Somehow, we're supposed to buy that what Dom is really after is redemption — despite the fact that he spends most of his time snorting coke, hanging with hookers and drinking himself into oblivion. He claims to want a relationship with his twentysomething daughter, Evelyn (Emilia Clarke) — now the mother of a young son — though he has not bothered to communicate with her in a dozen years. Understandably, she wants little to do with him.
Law acts up a storm, but it all amounts to very little. There's a feeling of frantic artifice and stagy theatricality to his performance, underscored by over-the-top dialogue. It reaches a peak during a key scene between Law, his pal Dickie (Richard E. Grant) and Russian crime lord Ivan Fontaine (Demián Bichir) at Ivan's villa in the south of France. Dom kept his mouth shut and protected Fontaine, which led to Dom's prison term.

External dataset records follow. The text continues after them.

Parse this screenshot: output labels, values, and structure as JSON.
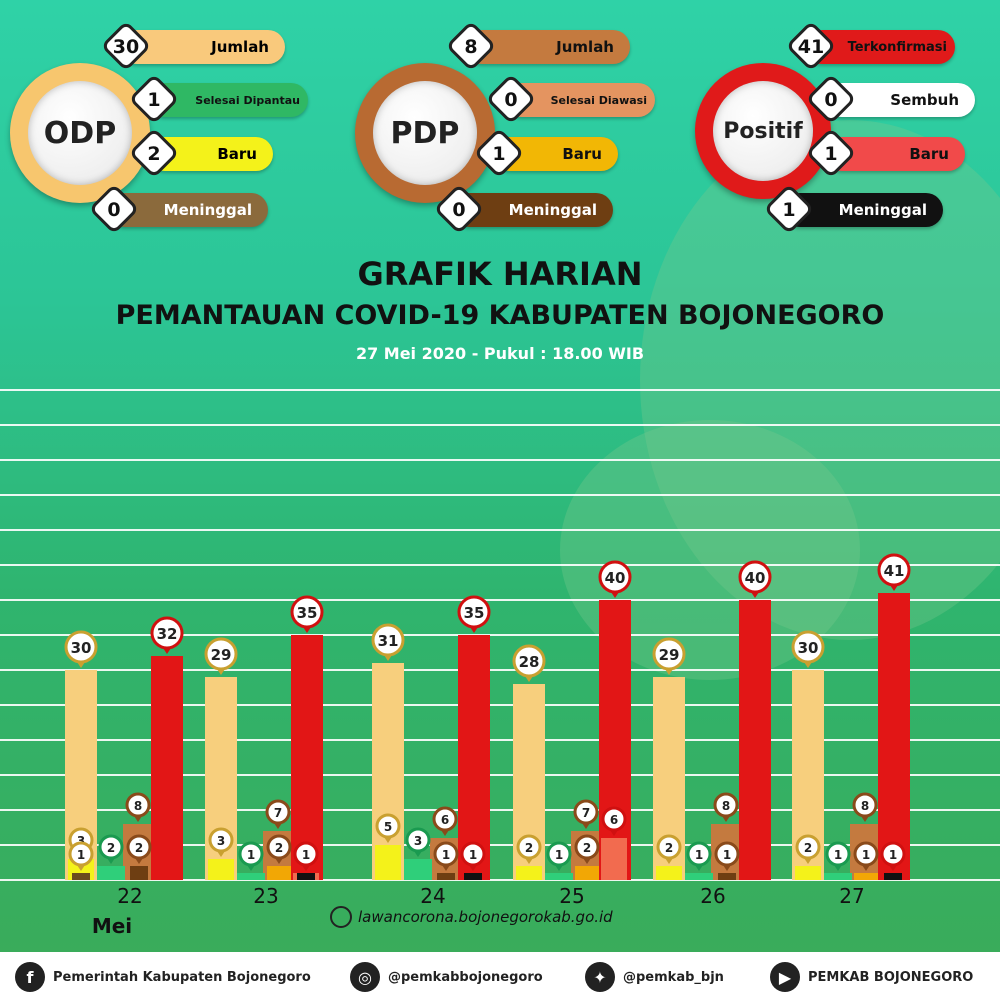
{
  "summaries": {
    "odp": {
      "name": "ODP",
      "items": [
        {
          "value": "30",
          "label": "Jumlah",
          "color": "#f9c97c"
        },
        {
          "value": "1",
          "label": "Selesai Dipantau",
          "color": "#2fb864"
        },
        {
          "value": "2",
          "label": "Baru",
          "color": "#f4f21a"
        },
        {
          "value": "0",
          "label": "Meninggal",
          "color": "#8b6a3c"
        }
      ],
      "ring_color": "#f7c66e"
    },
    "pdp": {
      "name": "PDP",
      "items": [
        {
          "value": "8",
          "label": "Jumlah",
          "color": "#c47a3f"
        },
        {
          "value": "0",
          "label": "Selesai Diawasi",
          "color": "#e49460"
        },
        {
          "value": "1",
          "label": "Baru",
          "color": "#f2b705"
        },
        {
          "value": "0",
          "label": "Meninggal",
          "color": "#6e3e12"
        }
      ],
      "ring_color": "#b86a32"
    },
    "positif": {
      "name": "Positif",
      "items": [
        {
          "value": "41",
          "label": "Terkonfirmasi",
          "color": "#e01a1a"
        },
        {
          "value": "0",
          "label": "Sembuh",
          "color": "#ffffff"
        },
        {
          "value": "1",
          "label": "Baru",
          "color": "#f14a4a"
        },
        {
          "value": "1",
          "label": "Meninggal",
          "color": "#111111"
        }
      ],
      "ring_color": "#e01a1a"
    }
  },
  "titles": {
    "line1": "GRAFIK HARIAN",
    "line2": "PEMANTAUAN COVID-19 KABUPATEN BOJONEGORO",
    "line3": "27 Mei 2020 - Pukul : 18.00 WIB"
  },
  "chart_data": {
    "type": "bar",
    "categories": [
      "22",
      "23",
      "24",
      "25",
      "26",
      "27"
    ],
    "category_sublabel": "Mei",
    "series": [
      {
        "key": "odp_jumlah",
        "color": "#f7cf7d",
        "values": [
          30,
          29,
          31,
          28,
          29,
          30
        ]
      },
      {
        "key": "odp_baru",
        "color": "#f4f21a",
        "values": [
          3,
          3,
          5,
          2,
          2,
          2
        ]
      },
      {
        "key": "odp_meninggal",
        "color": "#6b4a1e",
        "values": [
          1,
          null,
          null,
          null,
          null,
          null
        ]
      },
      {
        "key": "odp_selesai",
        "color": "#2fcf7a",
        "values": [
          2,
          1,
          3,
          1,
          1,
          1
        ]
      },
      {
        "key": "pdp_jumlah",
        "color": "#c47a3f",
        "values": [
          8,
          7,
          6,
          7,
          8,
          8
        ]
      },
      {
        "key": "pdp_baru",
        "color": "#f2a705",
        "values": [
          null,
          2,
          null,
          2,
          null,
          1
        ]
      },
      {
        "key": "pdp_other",
        "color": "#6e3e12",
        "values": [
          2,
          null,
          1,
          null,
          1,
          null
        ]
      },
      {
        "key": "positif_baru",
        "color": "#f26b4f",
        "values": [
          null,
          1,
          null,
          6,
          null,
          null
        ]
      },
      {
        "key": "positif_meninggal",
        "color": "#111111",
        "values": [
          null,
          1,
          1,
          null,
          null,
          1
        ]
      },
      {
        "key": "positif_terkonfirmasi",
        "color": "#e21616",
        "values": [
          32,
          35,
          35,
          40,
          40,
          41
        ]
      }
    ],
    "ylim": [
      0,
      70
    ],
    "grid": true
  },
  "url": "lawancorona.bojonegorokab.go.id",
  "footer": {
    "facebook": "Pemerintah Kabupaten Bojonegoro",
    "instagram": "@pemkabbojonegoro",
    "twitter": "@pemkab_bjn",
    "youtube": "PEMKAB BOJONEGORO"
  }
}
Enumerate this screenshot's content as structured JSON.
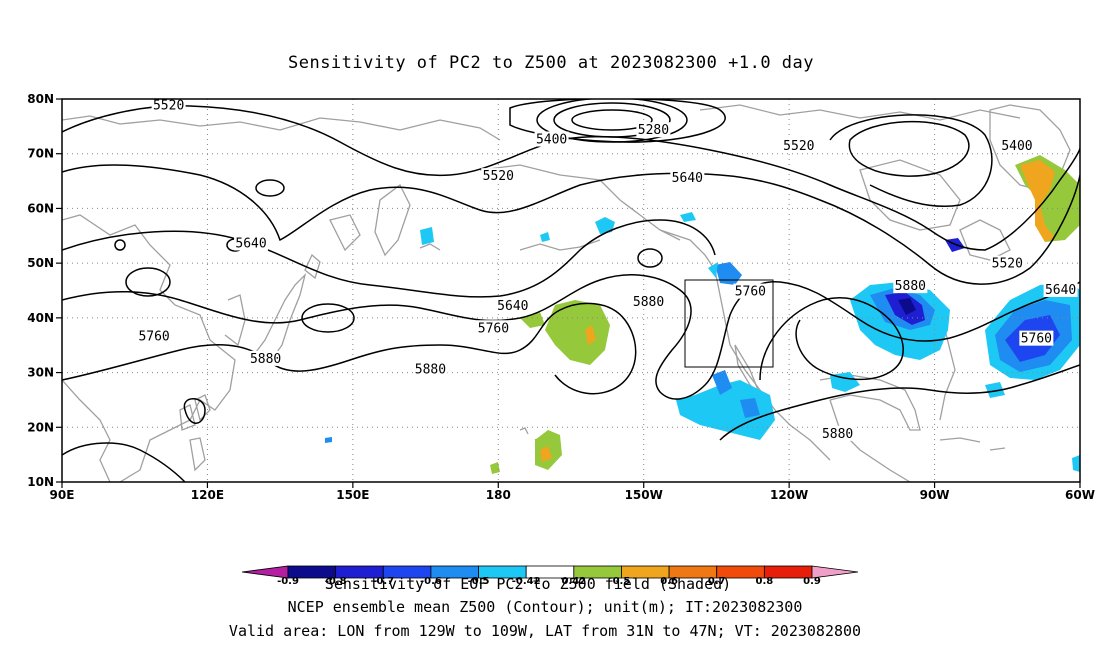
{
  "title": "Sensitivity of PC2 to Z500 at 2023082300 +1.0 day",
  "map": {
    "lon_range": [
      90,
      300
    ],
    "lat_range": [
      10,
      80
    ],
    "lat_ticks": [
      "80N",
      "70N",
      "60N",
      "50N",
      "40N",
      "30N",
      "20N",
      "10N"
    ],
    "lon_ticks": [
      "90E",
      "120E",
      "150E",
      "180",
      "150W",
      "120W",
      "90W",
      "60W"
    ],
    "grid": true,
    "valid_box": {
      "lon_west": 231,
      "lon_east": 251,
      "lat_south": 31,
      "lat_north": 47
    },
    "contour_labels": [
      {
        "text": "5520",
        "lon": 112,
        "lat": 78.8
      },
      {
        "text": "5400",
        "lon": 191,
        "lat": 72.6
      },
      {
        "text": "5280",
        "lon": 212,
        "lat": 74.3
      },
      {
        "text": "5520",
        "lon": 242,
        "lat": 71.4
      },
      {
        "text": "5400",
        "lon": 287,
        "lat": 71.4
      },
      {
        "text": "5520",
        "lon": 180,
        "lat": 65.9
      },
      {
        "text": "5640",
        "lon": 219,
        "lat": 65.6
      },
      {
        "text": "5640",
        "lon": 129,
        "lat": 53.6
      },
      {
        "text": "5520",
        "lon": 285,
        "lat": 49.9
      },
      {
        "text": "5640",
        "lon": 183,
        "lat": 42.2
      },
      {
        "text": "5760",
        "lon": 232,
        "lat": 44.8
      },
      {
        "text": "5880",
        "lon": 265,
        "lat": 45.8
      },
      {
        "text": "5640",
        "lon": 296,
        "lat": 45.1
      },
      {
        "text": "5880",
        "lon": 211,
        "lat": 42.9
      },
      {
        "text": "5760",
        "lon": 179,
        "lat": 38.1
      },
      {
        "text": "5760",
        "lon": 109,
        "lat": 36.6
      },
      {
        "text": "5760",
        "lon": 291,
        "lat": 36.2
      },
      {
        "text": "5880",
        "lon": 132,
        "lat": 32.5
      },
      {
        "text": "5880",
        "lon": 166,
        "lat": 30.6
      },
      {
        "text": "5880",
        "lon": 303,
        "lat": 25.9
      },
      {
        "text": "5880",
        "lon": 250,
        "lat": 18.8
      }
    ]
  },
  "colorbar": {
    "colors": [
      "#b41ea0",
      "#0b0b8c",
      "#1e1ed2",
      "#1e46f0",
      "#1e8cf0",
      "#1ec8f5",
      "#ffffff",
      "#96c83c",
      "#f0a51e",
      "#f07814",
      "#f04b0a",
      "#e61e0a",
      "#f0a0c8"
    ],
    "labels": [
      "-0.9",
      "-0.8",
      "-0.7",
      "-0.6",
      "-0.5",
      "-0.42",
      "0.42",
      "0.5",
      "0.6",
      "0.7",
      "0.8",
      "0.9"
    ]
  },
  "footer": {
    "line1": "Sensitivity of EOF PC2 to Z500 field (Shaded)",
    "line2": "NCEP ensemble mean Z500 (Contour); unit(m); IT:2023082300",
    "line3": "Valid area: LON from 129W to 109W, LAT from 31N to 47N; VT: 2023082800"
  }
}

He now demands "a present" for his loyalty.

Apparently, we're supposed to root for this swaggering sleazebag. Full of exuberant piss and vinegar, Dom is meant to have a deeply buried heart of gold. In other words, he's a cinematic cliché.
Writer/director Richard Shepard's 2005 dark comedy, The Matador,about an unlikely friendship between a hit man (Pierce Brosnan) and a struggling salesman (Greg Kinnear), was far more clever and affecting.

Here, both Shepard and Law are trying too hard — and yet it's never enough to create an authentic, full-bodied character. All the effort goes into brash outrageousness. Then, amid all the explosive nastiness, the story blandly shifts gears to a sentimentality that especially doesn't ring true.
Also in the phony category is a ditzy-sweet American named Melody (Kerry Condon) who comes off like a blend of fairy godmother and New Age soothsayer. She predicts good things for the useless Dom. Since he's so unpleasant, we can only hope she's as deluded as she seems.